If you don’t believe us, we implore you to do your research. The eastern Ukrainian Luhansk and Donetsk oblasts, the regions making up the Donbas, voted over 80% “yes” in Ukraine’s 1991 referendum for the country’s independence from the Soviet Union. According to Ukraine’s first President Leonid Kravchuk, who told the story in the interviews, the vote prompted Russia’s Boris Yeltsin to ask: “What, even the Donbas voted yes?” Yes. Full stop.

Now Russia claims these regions have always been Russian and is trying to annex them. The Russian regime will use any lies on its malicious course to preserve its corrupt existence at the cost of disrupting the world – but we shouldn’t help it by accepting and using its deceitful language.
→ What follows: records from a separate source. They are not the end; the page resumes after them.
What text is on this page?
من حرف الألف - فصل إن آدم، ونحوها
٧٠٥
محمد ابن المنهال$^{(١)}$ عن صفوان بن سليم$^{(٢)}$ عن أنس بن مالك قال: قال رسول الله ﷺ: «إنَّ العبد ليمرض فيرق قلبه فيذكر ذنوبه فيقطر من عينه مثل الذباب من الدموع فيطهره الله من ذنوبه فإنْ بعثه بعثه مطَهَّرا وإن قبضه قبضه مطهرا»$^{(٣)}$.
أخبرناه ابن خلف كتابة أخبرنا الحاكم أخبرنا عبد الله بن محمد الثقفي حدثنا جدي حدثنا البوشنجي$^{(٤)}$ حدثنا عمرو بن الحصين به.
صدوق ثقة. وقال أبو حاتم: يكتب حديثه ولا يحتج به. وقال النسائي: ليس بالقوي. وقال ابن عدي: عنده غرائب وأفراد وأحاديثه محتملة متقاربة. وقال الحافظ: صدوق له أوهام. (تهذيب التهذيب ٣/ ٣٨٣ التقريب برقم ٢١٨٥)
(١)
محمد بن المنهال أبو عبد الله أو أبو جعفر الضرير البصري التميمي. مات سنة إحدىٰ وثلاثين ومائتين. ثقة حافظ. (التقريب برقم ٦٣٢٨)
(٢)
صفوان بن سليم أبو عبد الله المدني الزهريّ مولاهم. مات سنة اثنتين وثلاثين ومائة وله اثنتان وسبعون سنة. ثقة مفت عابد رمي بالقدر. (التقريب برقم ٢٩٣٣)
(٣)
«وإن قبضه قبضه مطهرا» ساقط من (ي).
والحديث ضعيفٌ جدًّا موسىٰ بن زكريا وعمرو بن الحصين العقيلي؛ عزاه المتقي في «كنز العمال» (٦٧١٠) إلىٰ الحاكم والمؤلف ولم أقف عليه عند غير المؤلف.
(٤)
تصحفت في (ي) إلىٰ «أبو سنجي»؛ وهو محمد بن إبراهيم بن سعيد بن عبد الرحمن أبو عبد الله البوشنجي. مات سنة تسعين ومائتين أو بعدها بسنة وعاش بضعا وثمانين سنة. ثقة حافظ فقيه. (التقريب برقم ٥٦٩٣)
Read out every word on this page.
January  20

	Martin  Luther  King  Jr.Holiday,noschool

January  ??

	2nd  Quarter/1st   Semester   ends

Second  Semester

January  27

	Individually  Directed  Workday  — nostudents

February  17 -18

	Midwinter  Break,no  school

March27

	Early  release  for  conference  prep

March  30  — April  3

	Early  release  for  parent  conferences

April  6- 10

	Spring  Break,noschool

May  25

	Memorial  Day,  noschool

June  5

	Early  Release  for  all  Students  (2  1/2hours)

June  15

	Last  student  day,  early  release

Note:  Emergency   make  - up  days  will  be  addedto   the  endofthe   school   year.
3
This is why we don’t refer to the territories occupied by Russian proxies as “breakaway republics” or by their self-proclaimed names of “Donetsk People’s Republic” or “Luhansk People’s Republic.” These are Ukrainian territories. Calling them otherwise legitimizes the pseudo-formations that are actually nothing but militant groups installed there by Russia.
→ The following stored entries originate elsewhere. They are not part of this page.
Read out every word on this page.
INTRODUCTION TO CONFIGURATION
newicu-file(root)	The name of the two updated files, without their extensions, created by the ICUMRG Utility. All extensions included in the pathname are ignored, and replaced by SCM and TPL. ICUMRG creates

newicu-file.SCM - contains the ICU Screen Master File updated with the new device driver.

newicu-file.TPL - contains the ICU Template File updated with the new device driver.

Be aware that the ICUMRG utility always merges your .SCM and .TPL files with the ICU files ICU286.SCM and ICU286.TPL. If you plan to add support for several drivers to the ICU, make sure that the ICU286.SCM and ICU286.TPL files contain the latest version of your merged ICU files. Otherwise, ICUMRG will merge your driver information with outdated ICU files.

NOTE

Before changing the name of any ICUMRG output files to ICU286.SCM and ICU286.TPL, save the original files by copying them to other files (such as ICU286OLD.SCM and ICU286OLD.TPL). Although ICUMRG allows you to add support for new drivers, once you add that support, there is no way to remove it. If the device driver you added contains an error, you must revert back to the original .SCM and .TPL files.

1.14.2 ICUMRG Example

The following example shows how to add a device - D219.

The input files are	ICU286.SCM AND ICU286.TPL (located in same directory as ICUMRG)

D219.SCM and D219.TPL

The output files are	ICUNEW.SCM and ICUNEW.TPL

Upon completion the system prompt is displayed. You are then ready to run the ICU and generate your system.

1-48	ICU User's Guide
This is also why we don’t call Russia’s invasion of Ukraine “the Ukraine crisis” or “the Ukraine conflict” – weak and vague terms that dilute the meaning of the events.

We abstain from using all these terms not because we aren’t objective, but because they are factually incorrect.
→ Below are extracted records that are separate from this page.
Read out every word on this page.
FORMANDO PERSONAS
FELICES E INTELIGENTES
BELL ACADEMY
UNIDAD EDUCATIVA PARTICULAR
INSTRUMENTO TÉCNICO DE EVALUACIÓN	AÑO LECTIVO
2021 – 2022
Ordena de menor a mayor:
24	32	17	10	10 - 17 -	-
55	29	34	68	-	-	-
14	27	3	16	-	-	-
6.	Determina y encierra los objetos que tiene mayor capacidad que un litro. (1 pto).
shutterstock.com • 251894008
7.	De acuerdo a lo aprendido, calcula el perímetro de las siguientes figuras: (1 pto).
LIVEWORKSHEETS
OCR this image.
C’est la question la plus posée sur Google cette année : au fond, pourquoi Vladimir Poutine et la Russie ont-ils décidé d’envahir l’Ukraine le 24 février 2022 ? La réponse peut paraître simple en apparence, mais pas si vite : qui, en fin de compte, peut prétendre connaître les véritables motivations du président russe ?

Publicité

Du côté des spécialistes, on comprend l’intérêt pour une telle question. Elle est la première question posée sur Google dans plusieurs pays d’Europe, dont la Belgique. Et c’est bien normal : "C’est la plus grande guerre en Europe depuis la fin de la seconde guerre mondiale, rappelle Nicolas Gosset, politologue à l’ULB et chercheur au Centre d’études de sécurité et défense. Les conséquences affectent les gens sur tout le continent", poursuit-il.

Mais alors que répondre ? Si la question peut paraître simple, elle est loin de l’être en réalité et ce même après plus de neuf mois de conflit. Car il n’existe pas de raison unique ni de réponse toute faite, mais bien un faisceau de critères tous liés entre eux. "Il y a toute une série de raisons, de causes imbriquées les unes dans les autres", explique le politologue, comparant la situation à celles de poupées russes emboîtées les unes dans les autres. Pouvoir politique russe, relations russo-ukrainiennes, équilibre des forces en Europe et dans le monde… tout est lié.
We refrain from using them not because we are Ukrainian journalists and have skin in the game – no, we do so because anything else would mean misinforming readers. In other words, failing at our jobs as journalists.

Since this war is fought on the information battlefield along with the real one, using the correct language that reflects reality is of utmost importance.

Reporting the results of sham referendums without pointing at their nature is tantamount to joining the fight – on Russia’s side.

__________________________________________

Here’s a cheat sheet for filtering out the Kremlin propaganda from one’s language:

There is no Ukraine conflict or Ukraine crisis, there is Russia’s war against Ukraine.

There is no Vladimir Putin’s war, there is Russia’s war against Ukraine.

There is no Russia’s special military operation, there is Russian aggression against Ukraine.

Russia’s war against Ukraine didn’t start in 2022, it started in 2014 when Russia invaded and occupied Ukraine’s Crimea and Donbas. In 2022, Russia launched a full-scale invasion of Ukraine or an all-out war against Ukraine.

There is no Donetsk People’s Republic (DNR) and no Luhansk People’s Republic (LNR), there are Russian-occupied territories in Ukraine’s Donetsk and Luhansk oblasts.

There are no Ukrainian separatists, there are Russian-installed proxies/militants in occupied Ukrainian territories.

There are no pro-Russian officials (governors, mayors, prosecutors) in occupied Ukrainian territories, there are Russian-installed proxies in occupied Ukrainian territories.

There are no separatist regions in Ukraine, there are Ukrainian territories invaded and occupied by Russia.

There are no referendums and votes on joining Russia, there are sham referendums and voting at gunpoint in Russian-occupied Ukrainian territories.

The mass protests following the announcement of mobilization in Russia were not anti-war protests, they were anti-mobilization protests in Russia.